City planning schemes can help combat these issues by improving both construction methods and water drainage systems. Sustainable land use practices (like creating more green spaces in urban areas) can also alleviate the risk of flooding, as permeable surfaces absorb excess rainwater so it doesn’t accumulate in sewers and spill over into the streets.

Sea Levels and Coastal Erosion

Due to rapid glacier melt and high water temperatures, sea levels are rising at more than double the pace they used to. That’s because oceans absorb 90 percent of the extra heat from carbon pollution—45 times more CO2 than in the atmosphere.

Higher sea levels caused many ecological problems in 2023, from coastal erosion to saltwater intrusion. Low-lying areas also faced the threat of structural damage or human displacement due to flooding and other extreme weather events.
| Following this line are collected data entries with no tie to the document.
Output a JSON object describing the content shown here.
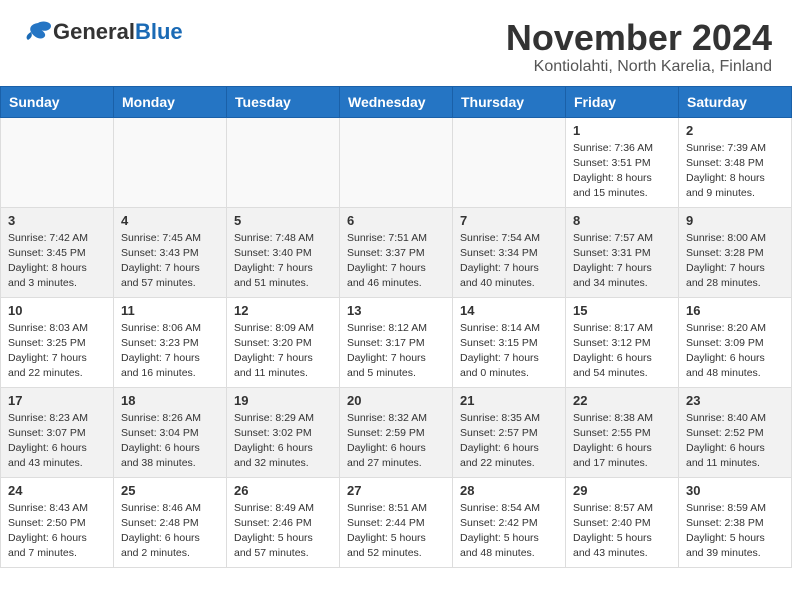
{
  "header": {
    "logo_general": "General",
    "logo_blue": "Blue",
    "title": "November 2024",
    "location": "Kontiolahti, North Karelia, Finland"
  },
  "days_of_week": [
    "Sunday",
    "Monday",
    "Tuesday",
    "Wednesday",
    "Thursday",
    "Friday",
    "Saturday"
  ],
  "weeks": [
    [
      {
        "day": "",
        "info": "",
        "empty": true
      },
      {
        "day": "",
        "info": "",
        "empty": true
      },
      {
        "day": "",
        "info": "",
        "empty": true
      },
      {
        "day": "",
        "info": "",
        "empty": true
      },
      {
        "day": "",
        "info": "",
        "empty": true
      },
      {
        "day": "1",
        "info": "Sunrise: 7:36 AM\nSunset: 3:51 PM\nDaylight: 8 hours\nand 15 minutes."
      },
      {
        "day": "2",
        "info": "Sunrise: 7:39 AM\nSunset: 3:48 PM\nDaylight: 8 hours\nand 9 minutes."
      }
    ],
    [
      {
        "day": "3",
        "info": "Sunrise: 7:42 AM\nSunset: 3:45 PM\nDaylight: 8 hours\nand 3 minutes."
      },
      {
        "day": "4",
        "info": "Sunrise: 7:45 AM\nSunset: 3:43 PM\nDaylight: 7 hours\nand 57 minutes."
      },
      {
        "day": "5",
        "info": "Sunrise: 7:48 AM\nSunset: 3:40 PM\nDaylight: 7 hours\nand 51 minutes."
      },
      {
        "day": "6",
        "info": "Sunrise: 7:51 AM\nSunset: 3:37 PM\nDaylight: 7 hours\nand 46 minutes."
      },
      {
        "day": "7",
        "info": "Sunrise: 7:54 AM\nSunset: 3:34 PM\nDaylight: 7 hours\nand 40 minutes."
      },
      {
        "day": "8",
        "info": "Sunrise: 7:57 AM\nSunset: 3:31 PM\nDaylight: 7 hours\nand 34 minutes."
      },
      {
        "day": "9",
        "info": "Sunrise: 8:00 AM\nSunset: 3:28 PM\nDaylight: 7 hours\nand 28 minutes."
      }
    ],
    [
      {
        "day": "10",
        "info": "Sunrise: 8:03 AM\nSunset: 3:25 PM\nDaylight: 7 hours\nand 22 minutes."
      },
      {
        "day": "11",
        "info": "Sunrise: 8:06 AM\nSunset: 3:23 PM\nDaylight: 7 hours\nand 16 minutes."
      },
      {
        "day": "12",
        "info": "Sunrise: 8:09 AM\nSunset: 3:20 PM\nDaylight: 7 hours\nand 11 minutes."
      },
      {
        "day": "13",
        "info": "Sunrise: 8:12 AM\nSunset: 3:17 PM\nDaylight: 7 hours\nand 5 minutes."
      },
      {
        "day": "14",
        "info": "Sunrise: 8:14 AM\nSunset: 3:15 PM\nDaylight: 7 hours\nand 0 minutes."
      },
      {
        "day": "15",
        "info": "Sunrise: 8:17 AM\nSunset: 3:12 PM\nDaylight: 6 hours\nand 54 minutes."
      },
      {
        "day": "16",
        "info": "Sunrise: 8:20 AM\nSunset: 3:09 PM\nDaylight: 6 hours\nand 48 minutes."
      }
    ],
    [
      {
        "day": "17",
        "info": "Sunrise: 8:23 AM\nSunset: 3:07 PM\nDaylight: 6 hours\nand 43 minutes."
      },
      {
        "day": "18",
        "info": "Sunrise: 8:26 AM\nSunset: 3:04 PM\nDaylight: 6 hours\nand 38 minutes."
      },
      {
        "day": "19",
        "info": "Sunrise: 8:29 AM\nSunset: 3:02 PM\nDaylight: 6 hours\nand 32 minutes."
      },
      {
        "day": "20",
        "info": "Sunrise: 8:32 AM\nSunset: 2:59 PM\nDaylight: 6 hours\nand 27 minutes."
      },
      {
        "day": "21",
        "info": "Sunrise: 8:35 AM\nSunset: 2:57 PM\nDaylight: 6 hours\nand 22 minutes."
      },
      {
        "day": "22",
        "info": "Sunrise: 8:38 AM\nSunset: 2:55 PM\nDaylight: 6 hours\nand 17 minutes."
      },
      {
        "day": "23",
        "info": "Sunrise: 8:40 AM\nSunset: 2:52 PM\nDaylight: 6 hours\nand 11 minutes."
      }
    ],
    [
      {
        "day": "24",
        "info": "Sunrise: 8:43 AM\nSunset: 2:50 PM\nDaylight: 6 hours\nand 7 minutes."
      },
      {
        "day": "25",
        "info": "Sunrise: 8:46 AM\nSunset: 2:48 PM\nDaylight: 6 hours\nand 2 minutes."
      },
      {
        "day": "26",
        "info": "Sunrise: 8:49 AM\nSunset: 2:46 PM\nDaylight: 5 hours\nand 57 minutes."
      },
      {
        "day": "27",
        "info": "Sunrise: 8:51 AM\nSunset: 2:44 PM\nDaylight: 5 hours\nand 52 minutes."
      },
      {
        "day": "28",
        "info": "Sunrise: 8:54 AM\nSunset: 2:42 PM\nDaylight: 5 hours\nand 48 minutes."
      },
      {
        "day": "29",
        "info": "Sunrise: 8:57 AM\nSunset: 2:40 PM\nDaylight: 5 hours\nand 43 minutes."
      },
      {
        "day": "30",
        "info": "Sunrise: 8:59 AM\nSunset: 2:38 PM\nDaylight: 5 hours\nand 39 minutes."
      }
    ]
  ]
}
In addition to limiting carbon emissions, coastal protection measures such as dikes, seawalls, or beach nourishment projects help communities adapt to rising sea levels. Policymakers should also initiate sustainable construction practices to relocate future housing and commercial developments away from the most vulnerable coastlines.

We Can Mitigate the Effects of Climate Change in 2024

As we reflect on both the frequency and intensity of climate disasters in 2023, it’s clear that we must come together as individuals, communities, and global economies to invest in solutions that will make our planet safer. We will continue to navigate these stormy waters in 2024—but with the right protective measures, we can minimize weather-related losses and bolster our resilience in the face of an increasingly unpredictable future.